Regional Gardening Reports :: National Gardening Association

Lower South

October, 2009
Regional Report

Prepare Beds for Rose Planting

It's not too early to start preparing beds for rose planting in January and February. Mix in 3 or 4 inches of composted manure or pine bark into the soil and build slightly raised planting beds to improve drainage. This way the soil will be settled and ready at planting time, no matter the weather.

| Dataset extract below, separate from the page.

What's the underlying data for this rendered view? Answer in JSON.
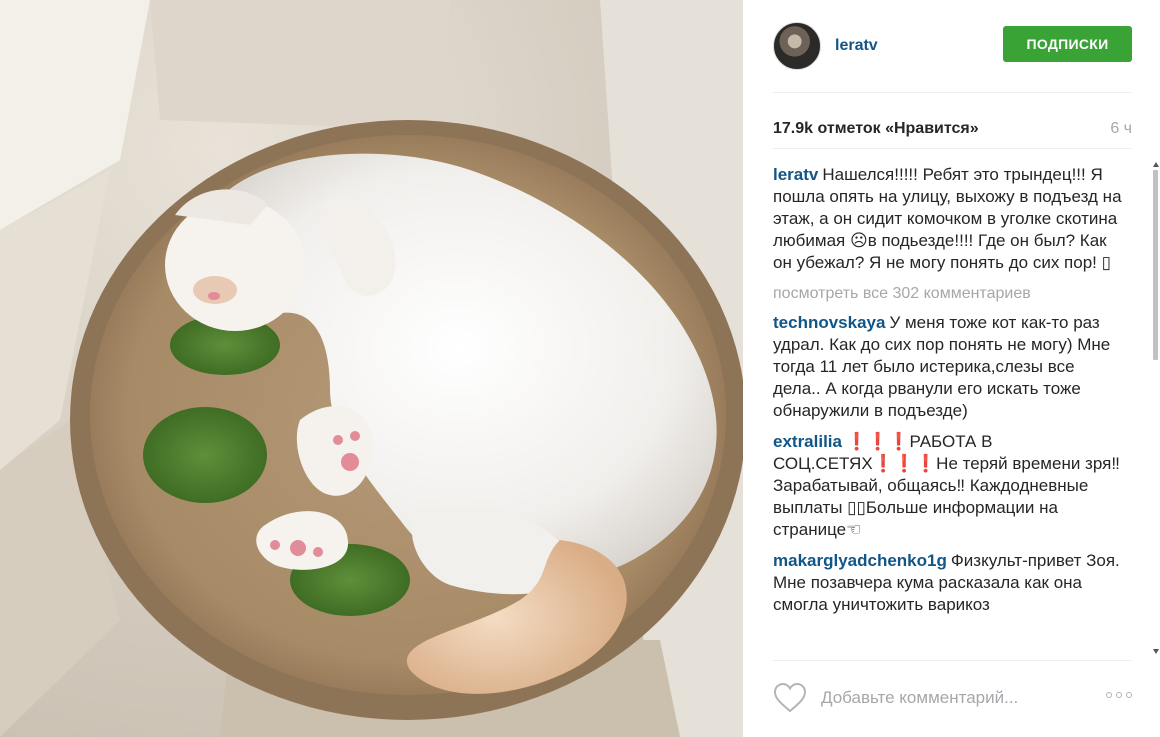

Prevent Tender Plants from Freezing

Seedlings and tender plants benefit from a little protection when temperatures dip down below freezing. A lightweight blanket or, better yet, one of the commercial frost blankets made of spunbound polyester fabric may be all they need to get them through a cold night. Remove the cover the next day to allow the sunlight to reach their leaves and the soil surface. Warm soil is the source of heat that protects them under the blanket cover.

Plant Trees and Shrubs

Late fall through mid-winter is the best time to plant trees and shrubs. Roots will continue to grow in our cool winter soils. Early planting results in a well-established plant that's better prepared for the stresses of next summer. Make sure to firm soil around the roots of plants to remove air pockets, and water as needed to keep their rootballs moist.

Protect Cole Crops from Loopers

Watch for loopers on cole crops (broccoli, cabbage, kale, collards, kohlrabi, and Brussels sprouts) in the vegetable garden and on ornamental kale and cabbage. When they first appear, treat with a product containing Bt, a natural caterpillar control ingredient.

Save Fruit Tree Pruning for Late Winter

Wait to prune fruit trees, vines, and bushes. Late winter is a better time. Research has shown that fall pruning of some fruit trees can promote earlier blooming and thus an increase in risk of frost damage to next year's crop.